Kentucky fans were primed to celebrate a home-field upset of LSU as the Tigers found themselves at their own 26-yard line with two seconds left in the game. Feeling confident of stopping one last play, Kentucky players on the sideline doused coach Guy Morriss in Gatorade, and fans stormed the field under a fireworks display as LSU quarterback Marcus Randall heaved a pass downfield.
Randall’s pass floated into a gaggle of defenders and receivers, but wideout Devery Henderson, whose instincts told him to run past the group, found himself in the right place at the 20-yard line as the ball was tipped. Henderson grabbed the ball, avoided a diving tackler and ran for the winning score.

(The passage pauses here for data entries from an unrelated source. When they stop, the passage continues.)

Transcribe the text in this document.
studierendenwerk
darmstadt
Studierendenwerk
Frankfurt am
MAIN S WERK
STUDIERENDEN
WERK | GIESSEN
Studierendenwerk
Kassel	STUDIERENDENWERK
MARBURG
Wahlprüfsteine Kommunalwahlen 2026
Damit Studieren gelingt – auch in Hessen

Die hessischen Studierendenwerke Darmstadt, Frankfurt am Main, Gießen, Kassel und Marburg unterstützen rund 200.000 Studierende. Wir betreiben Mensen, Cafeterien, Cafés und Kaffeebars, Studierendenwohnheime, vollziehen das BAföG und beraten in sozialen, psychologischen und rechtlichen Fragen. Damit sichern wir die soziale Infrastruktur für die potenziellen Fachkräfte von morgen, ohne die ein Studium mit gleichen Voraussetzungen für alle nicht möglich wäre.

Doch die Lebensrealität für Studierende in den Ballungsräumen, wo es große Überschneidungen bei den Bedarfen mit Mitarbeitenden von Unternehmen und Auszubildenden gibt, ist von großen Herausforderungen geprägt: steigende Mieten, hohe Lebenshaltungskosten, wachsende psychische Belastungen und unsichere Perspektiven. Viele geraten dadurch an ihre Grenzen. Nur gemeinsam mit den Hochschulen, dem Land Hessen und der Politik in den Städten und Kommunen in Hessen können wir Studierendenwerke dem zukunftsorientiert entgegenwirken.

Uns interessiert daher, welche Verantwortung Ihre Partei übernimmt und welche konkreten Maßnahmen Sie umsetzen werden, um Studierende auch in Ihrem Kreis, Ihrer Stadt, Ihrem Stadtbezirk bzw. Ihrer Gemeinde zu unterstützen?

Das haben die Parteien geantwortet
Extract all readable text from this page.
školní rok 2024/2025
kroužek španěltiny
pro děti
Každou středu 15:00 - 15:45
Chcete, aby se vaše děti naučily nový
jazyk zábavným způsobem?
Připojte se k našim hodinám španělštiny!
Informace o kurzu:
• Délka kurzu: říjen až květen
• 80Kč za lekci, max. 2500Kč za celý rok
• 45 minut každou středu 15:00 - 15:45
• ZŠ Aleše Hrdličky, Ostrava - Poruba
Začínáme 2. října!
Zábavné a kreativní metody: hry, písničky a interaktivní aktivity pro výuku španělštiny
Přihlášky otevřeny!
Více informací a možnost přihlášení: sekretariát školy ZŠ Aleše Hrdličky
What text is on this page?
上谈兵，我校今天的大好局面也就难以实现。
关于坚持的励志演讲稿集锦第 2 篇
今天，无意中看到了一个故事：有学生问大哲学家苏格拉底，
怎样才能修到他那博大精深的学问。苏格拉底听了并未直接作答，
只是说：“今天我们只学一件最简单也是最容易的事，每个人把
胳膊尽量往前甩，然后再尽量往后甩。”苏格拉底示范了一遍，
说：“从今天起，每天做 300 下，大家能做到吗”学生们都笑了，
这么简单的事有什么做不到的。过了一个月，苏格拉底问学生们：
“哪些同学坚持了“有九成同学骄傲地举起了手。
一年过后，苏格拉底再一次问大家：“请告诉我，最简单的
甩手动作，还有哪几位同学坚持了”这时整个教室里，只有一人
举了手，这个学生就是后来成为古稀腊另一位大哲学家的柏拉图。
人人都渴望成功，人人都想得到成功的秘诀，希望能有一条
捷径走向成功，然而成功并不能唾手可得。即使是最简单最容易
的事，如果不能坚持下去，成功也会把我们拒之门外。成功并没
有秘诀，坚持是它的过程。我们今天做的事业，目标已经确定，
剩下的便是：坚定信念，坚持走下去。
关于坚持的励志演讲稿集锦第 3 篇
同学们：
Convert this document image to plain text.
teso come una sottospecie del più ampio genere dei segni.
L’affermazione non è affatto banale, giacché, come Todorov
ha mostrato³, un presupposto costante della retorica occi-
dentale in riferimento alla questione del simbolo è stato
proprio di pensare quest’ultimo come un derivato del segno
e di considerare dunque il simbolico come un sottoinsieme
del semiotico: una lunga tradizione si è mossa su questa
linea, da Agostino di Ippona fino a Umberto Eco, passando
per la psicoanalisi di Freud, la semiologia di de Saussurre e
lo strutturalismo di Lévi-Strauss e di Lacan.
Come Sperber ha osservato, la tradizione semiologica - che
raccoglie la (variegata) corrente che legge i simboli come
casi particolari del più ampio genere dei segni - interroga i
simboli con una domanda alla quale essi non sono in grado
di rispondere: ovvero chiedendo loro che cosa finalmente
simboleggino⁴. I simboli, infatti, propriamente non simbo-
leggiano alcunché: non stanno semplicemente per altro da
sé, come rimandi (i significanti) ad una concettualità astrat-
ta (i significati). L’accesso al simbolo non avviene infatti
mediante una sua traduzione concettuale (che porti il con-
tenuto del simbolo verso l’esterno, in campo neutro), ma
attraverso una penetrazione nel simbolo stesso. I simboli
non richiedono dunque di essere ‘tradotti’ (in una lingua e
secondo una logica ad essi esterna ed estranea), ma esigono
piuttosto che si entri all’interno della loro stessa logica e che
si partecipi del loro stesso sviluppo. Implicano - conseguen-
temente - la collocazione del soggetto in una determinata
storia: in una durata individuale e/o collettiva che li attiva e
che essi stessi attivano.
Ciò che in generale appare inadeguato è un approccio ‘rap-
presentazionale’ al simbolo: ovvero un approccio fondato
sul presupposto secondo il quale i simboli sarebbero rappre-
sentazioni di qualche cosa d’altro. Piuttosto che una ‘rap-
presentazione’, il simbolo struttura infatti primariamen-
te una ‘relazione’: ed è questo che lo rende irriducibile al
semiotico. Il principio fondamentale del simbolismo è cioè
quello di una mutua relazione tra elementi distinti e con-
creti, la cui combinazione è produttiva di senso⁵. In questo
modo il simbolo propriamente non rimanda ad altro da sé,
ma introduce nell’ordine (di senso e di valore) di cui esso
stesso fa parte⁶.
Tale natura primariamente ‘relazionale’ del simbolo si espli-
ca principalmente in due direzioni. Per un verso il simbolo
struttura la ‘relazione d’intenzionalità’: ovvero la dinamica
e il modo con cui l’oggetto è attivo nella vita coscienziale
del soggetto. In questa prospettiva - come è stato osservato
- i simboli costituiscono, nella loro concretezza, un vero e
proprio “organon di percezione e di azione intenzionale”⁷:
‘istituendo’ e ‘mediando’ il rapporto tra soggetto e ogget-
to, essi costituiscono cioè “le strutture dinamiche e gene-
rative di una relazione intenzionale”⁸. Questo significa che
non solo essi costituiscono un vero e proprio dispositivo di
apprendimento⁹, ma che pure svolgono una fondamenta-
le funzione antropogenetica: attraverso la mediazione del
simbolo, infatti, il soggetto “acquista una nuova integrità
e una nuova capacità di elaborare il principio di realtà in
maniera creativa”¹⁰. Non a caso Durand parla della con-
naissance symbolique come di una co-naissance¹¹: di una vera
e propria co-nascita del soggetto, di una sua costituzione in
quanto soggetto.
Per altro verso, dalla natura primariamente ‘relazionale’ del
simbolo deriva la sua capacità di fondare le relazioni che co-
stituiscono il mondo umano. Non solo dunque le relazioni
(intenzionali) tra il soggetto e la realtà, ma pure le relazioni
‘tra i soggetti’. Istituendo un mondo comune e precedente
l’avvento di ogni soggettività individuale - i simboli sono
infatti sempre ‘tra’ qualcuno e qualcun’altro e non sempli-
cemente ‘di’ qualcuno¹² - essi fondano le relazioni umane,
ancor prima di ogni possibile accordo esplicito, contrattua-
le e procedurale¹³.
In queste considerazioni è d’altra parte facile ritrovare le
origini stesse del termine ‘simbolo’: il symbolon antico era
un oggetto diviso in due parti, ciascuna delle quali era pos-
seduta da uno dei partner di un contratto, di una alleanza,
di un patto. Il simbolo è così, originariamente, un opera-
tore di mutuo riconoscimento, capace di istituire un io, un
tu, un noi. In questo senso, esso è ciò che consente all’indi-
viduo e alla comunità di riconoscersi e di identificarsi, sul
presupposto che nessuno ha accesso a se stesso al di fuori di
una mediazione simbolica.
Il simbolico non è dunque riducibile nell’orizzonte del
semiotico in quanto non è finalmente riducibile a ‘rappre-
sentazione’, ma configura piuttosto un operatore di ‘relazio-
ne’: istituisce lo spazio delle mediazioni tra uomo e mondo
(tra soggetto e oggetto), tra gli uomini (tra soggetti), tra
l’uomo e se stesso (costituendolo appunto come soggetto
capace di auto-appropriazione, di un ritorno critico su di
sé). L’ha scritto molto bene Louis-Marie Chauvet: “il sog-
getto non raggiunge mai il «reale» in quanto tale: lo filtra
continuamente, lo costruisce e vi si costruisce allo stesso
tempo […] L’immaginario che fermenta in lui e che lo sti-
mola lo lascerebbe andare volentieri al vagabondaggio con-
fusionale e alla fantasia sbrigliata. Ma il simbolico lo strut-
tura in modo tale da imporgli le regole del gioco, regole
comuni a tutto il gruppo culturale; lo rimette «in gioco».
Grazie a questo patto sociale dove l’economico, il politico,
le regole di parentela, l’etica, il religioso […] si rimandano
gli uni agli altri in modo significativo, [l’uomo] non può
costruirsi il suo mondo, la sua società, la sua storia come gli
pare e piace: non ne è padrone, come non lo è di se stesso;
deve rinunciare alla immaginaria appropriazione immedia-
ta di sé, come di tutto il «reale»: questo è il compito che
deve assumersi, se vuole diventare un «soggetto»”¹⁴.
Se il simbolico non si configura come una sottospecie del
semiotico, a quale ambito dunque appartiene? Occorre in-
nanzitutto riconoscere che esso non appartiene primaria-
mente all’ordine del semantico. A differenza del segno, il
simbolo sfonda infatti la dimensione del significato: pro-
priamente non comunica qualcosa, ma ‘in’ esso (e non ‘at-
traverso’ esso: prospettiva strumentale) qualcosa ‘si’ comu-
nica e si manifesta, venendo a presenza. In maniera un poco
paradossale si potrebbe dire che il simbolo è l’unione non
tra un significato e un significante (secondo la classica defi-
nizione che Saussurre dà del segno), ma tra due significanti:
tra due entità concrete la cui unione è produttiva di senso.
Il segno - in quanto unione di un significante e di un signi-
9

A couple of months later, as LSU prepared for its Cotton Bowl game against Texas, Tiger players recalled the moment for the Austin American-Statesman.
“It’s something people will always talk about,” running back Domanick Davis said. “We made history that day.”
Still, for all the heroics college football fans have enjoyed during the past quarter century, The Play remains the standard against which all other wild finishes are compared.
It’s four Cal players tossing the ball around to find Kevin Moen in position to ramble toward the end zone. It’s Moen skipping into the end zone through the Stanford band, ultimately flattening trombone player Gary Tyrell. It’s the confusion and then the officials’ ruling that set off Starkey’s 19-word football equivalent of the Gettysburg Address.
“I was a screaming lunatic,” Starkey recalled for the Santa Rosa (California) Press Democrat in 2002. “It took me a long time to realize why I was screaming. The crowd noise was so loud I couldn’t hear myself in the headset. There was clearly a point I reached a higher octave as the band came on the field. That’s when I went nuts. And now I’m stunned because they get to the end zone. I reach another level there. Then I yell, ‘Oh my God!’ ”
“Nobody knew exactly what happened; in the haze of The Play even I was not sure what had taken place,” Moen wrote 20 years later in his alma mater’s alumni publication, California magazine. “But everybody was running around hugging each other. It was the start of a celebration that would last a lifetime.”
That celebration almost surely will reach another peak later this fall, as California and Stanford tee up the ball December 1 during The Play’s 25th anniversary season.